Announcing the Introduction to ML Safety course

TLDR

We’re announcing a new course designed to introduce students with a background in machine learning to the most relevant concepts in empirical ML-based AI safety. The course is available publicly here.

Background

AI safety is a small but rapidly growing field, and both younger and more experienced researchers are interested in contributing. However, interest in the field is not enough: researchers are unlikely to make much progress until they understand existing work, which is very difficult if they are simply presented with a list of posts and papers to read. As such, there is a need for curated AI safety curricula that can get new potential researchers up to speed.
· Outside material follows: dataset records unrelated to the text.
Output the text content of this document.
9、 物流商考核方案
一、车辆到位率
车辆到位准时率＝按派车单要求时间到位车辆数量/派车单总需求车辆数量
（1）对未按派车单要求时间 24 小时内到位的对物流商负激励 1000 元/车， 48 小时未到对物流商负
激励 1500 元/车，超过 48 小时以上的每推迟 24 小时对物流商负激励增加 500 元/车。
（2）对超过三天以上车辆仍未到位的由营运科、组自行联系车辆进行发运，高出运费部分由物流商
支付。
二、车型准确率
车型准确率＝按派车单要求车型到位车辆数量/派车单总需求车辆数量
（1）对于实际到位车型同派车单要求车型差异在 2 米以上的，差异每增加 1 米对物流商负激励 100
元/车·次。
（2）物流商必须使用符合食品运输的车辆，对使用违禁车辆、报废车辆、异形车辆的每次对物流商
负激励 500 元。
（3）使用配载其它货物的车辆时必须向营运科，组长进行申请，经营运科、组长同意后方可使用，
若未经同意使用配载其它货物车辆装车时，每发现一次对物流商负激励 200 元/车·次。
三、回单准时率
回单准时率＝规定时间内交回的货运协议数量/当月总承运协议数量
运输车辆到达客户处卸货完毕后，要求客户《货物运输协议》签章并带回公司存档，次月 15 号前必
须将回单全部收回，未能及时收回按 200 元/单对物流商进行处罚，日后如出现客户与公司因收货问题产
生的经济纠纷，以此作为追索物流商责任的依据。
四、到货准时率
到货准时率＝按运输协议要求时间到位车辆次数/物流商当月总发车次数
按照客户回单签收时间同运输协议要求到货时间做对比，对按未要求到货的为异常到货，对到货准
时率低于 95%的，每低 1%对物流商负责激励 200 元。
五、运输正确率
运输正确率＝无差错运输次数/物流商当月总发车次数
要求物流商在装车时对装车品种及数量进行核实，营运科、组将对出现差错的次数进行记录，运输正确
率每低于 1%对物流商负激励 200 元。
Richard Ngo’s AGI Safety Fundamentals filled a huge hole in AI safety education, giving hundreds of people a better understanding of the landscape. In our view, it is the best resource for anyone looking for a conceptual overview of AI safety.

However, until now there has been no course that aims to introduce students to empirical, machine learning-based AI safety research, which we believe is a crucial part of the field. There has also been no course that is designed as a university course usually is, complete with lectures, readings, and assignments; this makes it more likely that it could be taught at a university. Lastly, and perhaps most importantly, most existing resources assume that the reader has higher-than-average openness to AI x-risk. If we are to onboard more machine learning researchers, this should not to be taken for granted.

In this post, we present a new, publicly-available course that Dan Hendrycks has been working on for the last eight months: Introduction to ML Safety. The course is a project of the Center for AI Safety.

Introduction to ML Safety

Philosophy

The purpose of Introduction to ML Safety is to introduce people familiar with machine learning and deep learning to the latest directions in empirical ML safety research and explain existential risk considerations. Our hope is that the course can serve as the default for ML researchers interested in doing work relevant to AI safety, as well as undergraduates who are interested in beginning research in empirical ML safety. The course could also potentially be taught at universities by faculty interested in teaching it.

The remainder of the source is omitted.